The Impact of Parental Wealth on College Enrollment & Degree Attainment: Evidence from the Housing

Authors

  • Rucker Johnson, Goldman School of Public Policy, University of California, Berkeley

History

  • Goldman School of Public Policy Working Paper (January 2011)

Abstract

A long-standing policy goal of aid is to narrow, if not close, the parental income gap in
children’s subsequent educational attainment. Recent research indicates that credit constraints
have played a larger role in college enrollment and completion rates over the past 15-20 years
(Lochner and Monge-Naranjo, 2011; Lovenheim, 2011). Prior evidence found greater credit
constraints in the US than Canada (Belley et al., 2009). Housing wealth has become an
increasingly important component of the college enrollment decision over the past 15 years
(Bound et al., 2010). The parental wealth depletion following the Great Recession and housing
market collapse has potentially important implications for college prospects of our youth. A
recent survey of young adults found that 20% aged 18-29 have left or delayed college
(Greenberg and Keating 2009).
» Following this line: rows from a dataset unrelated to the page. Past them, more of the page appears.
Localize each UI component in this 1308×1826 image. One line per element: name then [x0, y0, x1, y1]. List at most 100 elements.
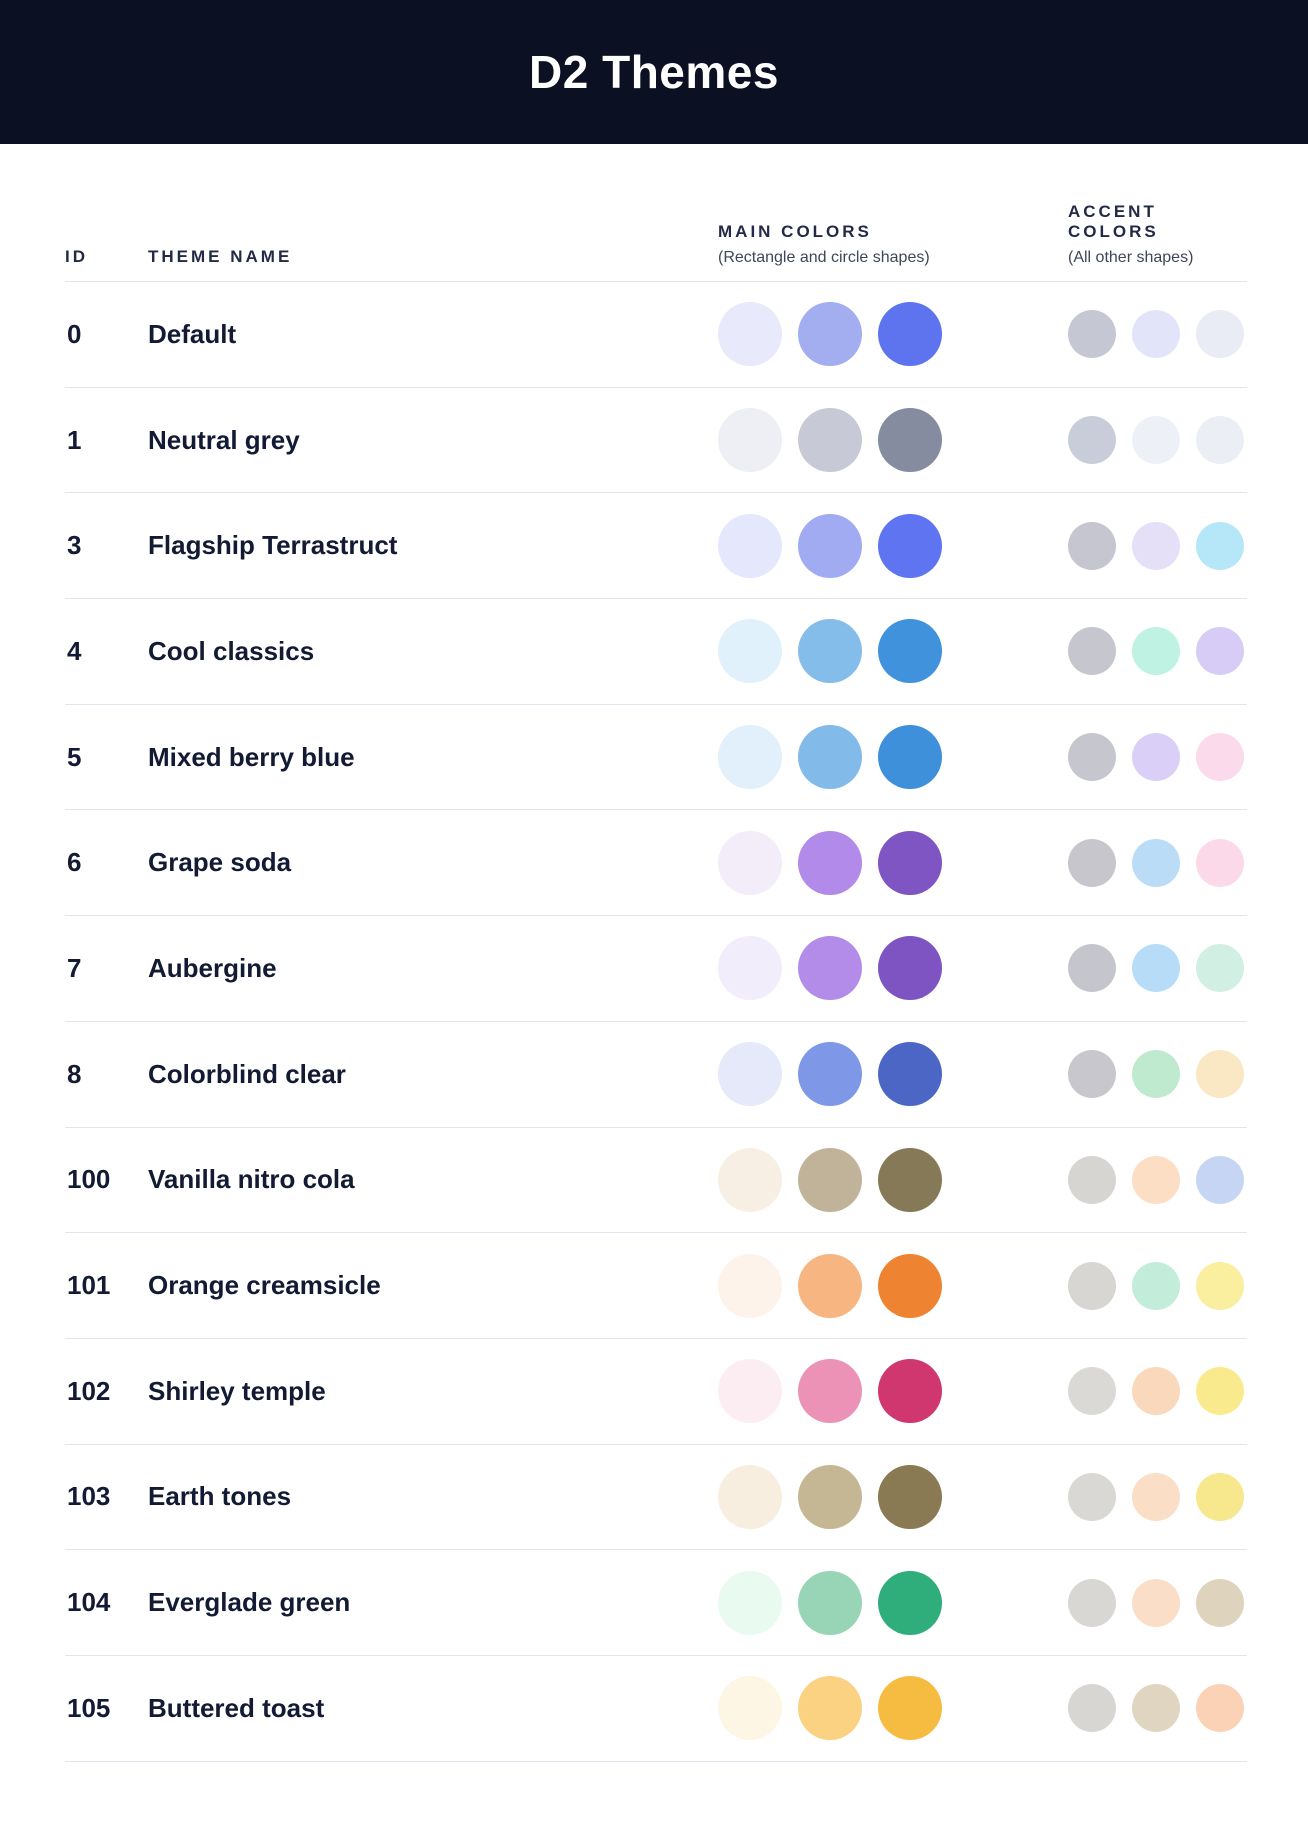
main-color-swatch: [718, 408, 782, 473]
main-color-swatch: [718, 513, 782, 578]
theme-id: 4: [67, 635, 82, 666]
table-row: 3 Flagship Terrastruct: [65, 493, 1247, 600]
main-colors-swatches: [718, 619, 943, 684]
accent-color-swatch: [1196, 733, 1244, 782]
main-color-swatch: [878, 1676, 942, 1741]
accent-color-swatch: [1132, 521, 1180, 570]
table-row: 7 Aubergine: [65, 916, 1247, 1022]
accent-color-swatch: [1196, 1472, 1244, 1521]
main-colors-swatches: [718, 1042, 943, 1107]
main-colors-swatches: [718, 302, 943, 367]
accent-colors-swatches: [1068, 627, 1244, 676]
accent-colors-swatches: [1068, 838, 1244, 887]
theme-name: Neutral grey: [148, 424, 300, 455]
table-row: 0 Default: [65, 282, 1247, 388]
column-header-theme-name: THEME NAME: [148, 247, 293, 266]
main-color-swatch: [798, 302, 862, 367]
main-color-swatch: [798, 725, 862, 790]
theme-id: 7: [67, 952, 82, 983]
accent-colors-swatches: [1068, 733, 1244, 782]
main-color-swatch: [718, 619, 782, 684]
page-title: D2 Themes: [529, 46, 779, 98]
column-header-main-colors: MAIN COLORS (Rectangle and circle shapes…: [718, 222, 943, 267]
main-color-swatch: [718, 1042, 782, 1107]
theme-id: 105: [67, 1692, 111, 1723]
accent-color-swatch: [1196, 521, 1244, 570]
table-row: 5 Mixed berry blue: [65, 705, 1247, 811]
main-color-swatch: [878, 1147, 942, 1212]
theme-id: 8: [67, 1058, 82, 1089]
table-row: 105 Buttered toast: [65, 1656, 1247, 1762]
accent-color-swatch: [1068, 627, 1116, 676]
accent-color-swatch: [1196, 416, 1244, 465]
accent-color-swatch: [1132, 1578, 1180, 1627]
table-header-row: ID THEME NAME MAIN COLORS (Rectangle and…: [65, 144, 1247, 281]
themes-table: ID THEME NAME MAIN COLORS (Rectangle and…: [65, 144, 1247, 1762]
accent-color-swatch: [1068, 1261, 1116, 1310]
main-color-swatch: [798, 1147, 862, 1212]
accent-colors-swatches: [1068, 416, 1244, 465]
main-colors-swatches: [718, 936, 943, 1001]
theme-id: 3: [67, 530, 82, 561]
main-color-swatch: [878, 513, 942, 578]
main-colors-subtitle: (Rectangle and circle shapes): [718, 249, 930, 266]
themes-table-body: 0 Default 1 Neutral grey 3 Flagship Terrastru…: [65, 281, 1247, 1762]
main-color-swatch: [878, 619, 942, 684]
accent-color-swatch: [1132, 944, 1180, 993]
accent-color-swatch: [1196, 1261, 1244, 1310]
accent-colors-swatches: [1068, 1155, 1244, 1204]
accent-color-swatch: [1196, 627, 1244, 676]
accent-color-swatch: [1132, 627, 1180, 676]
theme-id: 0: [67, 318, 82, 349]
accent-color-swatch: [1132, 838, 1180, 887]
table-row: 102 Shirley temple: [65, 1339, 1247, 1445]
theme-id: 6: [67, 847, 82, 878]
accent-colors-swatches: [1068, 521, 1244, 570]
theme-name: Grape soda: [148, 847, 292, 878]
accent-colors-swatches: [1068, 1472, 1244, 1521]
main-colors-swatches: [718, 513, 943, 578]
accent-color-swatch: [1132, 416, 1180, 465]
accent-colors-swatches: [1068, 1261, 1244, 1310]
accent-colors-swatches: [1068, 944, 1244, 993]
table-row: 4 Cool classics: [65, 599, 1247, 705]
accent-color-swatch: [1196, 1050, 1244, 1099]
theme-name: Cool classics: [148, 635, 315, 666]
main-color-swatch: [718, 302, 782, 367]
main-color-swatch: [798, 1359, 862, 1424]
accent-color-swatch: [1196, 1367, 1244, 1416]
main-color-swatch: [878, 830, 942, 895]
accent-color-swatch: [1196, 1155, 1244, 1204]
main-color-swatch: [878, 1042, 942, 1107]
theme-id: 100: [67, 1164, 111, 1195]
theme-id: 101: [67, 1270, 111, 1301]
accent-color-swatch: [1132, 1155, 1180, 1204]
main-color-swatch: [718, 725, 782, 790]
theme-id: 103: [67, 1481, 111, 1512]
accent-colors-subtitle: (All other shapes): [1068, 249, 1194, 266]
main-colors-label: MAIN COLORS: [718, 222, 872, 241]
main-colors-swatches: [718, 1676, 943, 1741]
accent-colors-swatches: [1068, 1684, 1244, 1733]
accent-color-swatch: [1132, 1367, 1180, 1416]
accent-color-swatch: [1196, 310, 1244, 359]
accent-color-swatch: [1068, 416, 1116, 465]
accent-color-swatch: [1068, 1578, 1116, 1627]
main-color-swatch: [798, 1570, 862, 1635]
accent-colors-swatches: [1068, 310, 1244, 359]
main-color-swatch: [798, 1676, 862, 1741]
main-color-swatch: [718, 936, 782, 1001]
table-row: 100 Vanilla nitro cola: [65, 1128, 1247, 1234]
accent-color-swatch: [1068, 521, 1116, 570]
table-row: 6 Grape soda: [65, 810, 1247, 917]
accent-color-swatch: [1068, 1367, 1116, 1416]
theme-name: Vanilla nitro cola: [148, 1164, 355, 1195]
main-color-swatch: [798, 936, 862, 1001]
theme-name: Mixed berry blue: [148, 741, 355, 772]
column-header-accent-colors: ACCENT COLORS (All other shapes): [1068, 202, 1244, 267]
main-color-swatch: [798, 408, 862, 473]
main-color-swatch: [718, 1147, 782, 1212]
table-row: 101 Orange creamsicle: [65, 1233, 1247, 1339]
main-color-swatch: [878, 725, 942, 790]
theme-name: Everglade green: [148, 1587, 351, 1618]
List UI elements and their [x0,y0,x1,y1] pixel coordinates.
A survey conducted in Colorado found that 1/4 of parents with
children in 2-year colleges planned on sending their kids to 4-year institutions before the
recession (CollegeInvest 2009).

This study provides new evidence on the impact of parental wealth on educational attainment. In
order to address the endogeneity of parental wealth, the empirical strategy analyzes parental
housing wealth changes induced by local housing booms of the late 1990s and early 2000s, and
the subsequent housing bust of the 2007-2009 period. Using geocoded data from the Panel
Study of Income Dynamics (1968-2009) linked to MSA housing price data from the Federal
Housing Finance Agency, I examine how changes in parental housing equity in the four years
prior to their child being college-age affect the likelihood that the child attends college and
where they attend (2-year vs. 4-year; in-state vs out-of-state; college quality). This provides a
test of the role of parental wealth (and potential credit constraints) in influencing post-secondary
decisions, including if, when, and where individuals attend and complete college.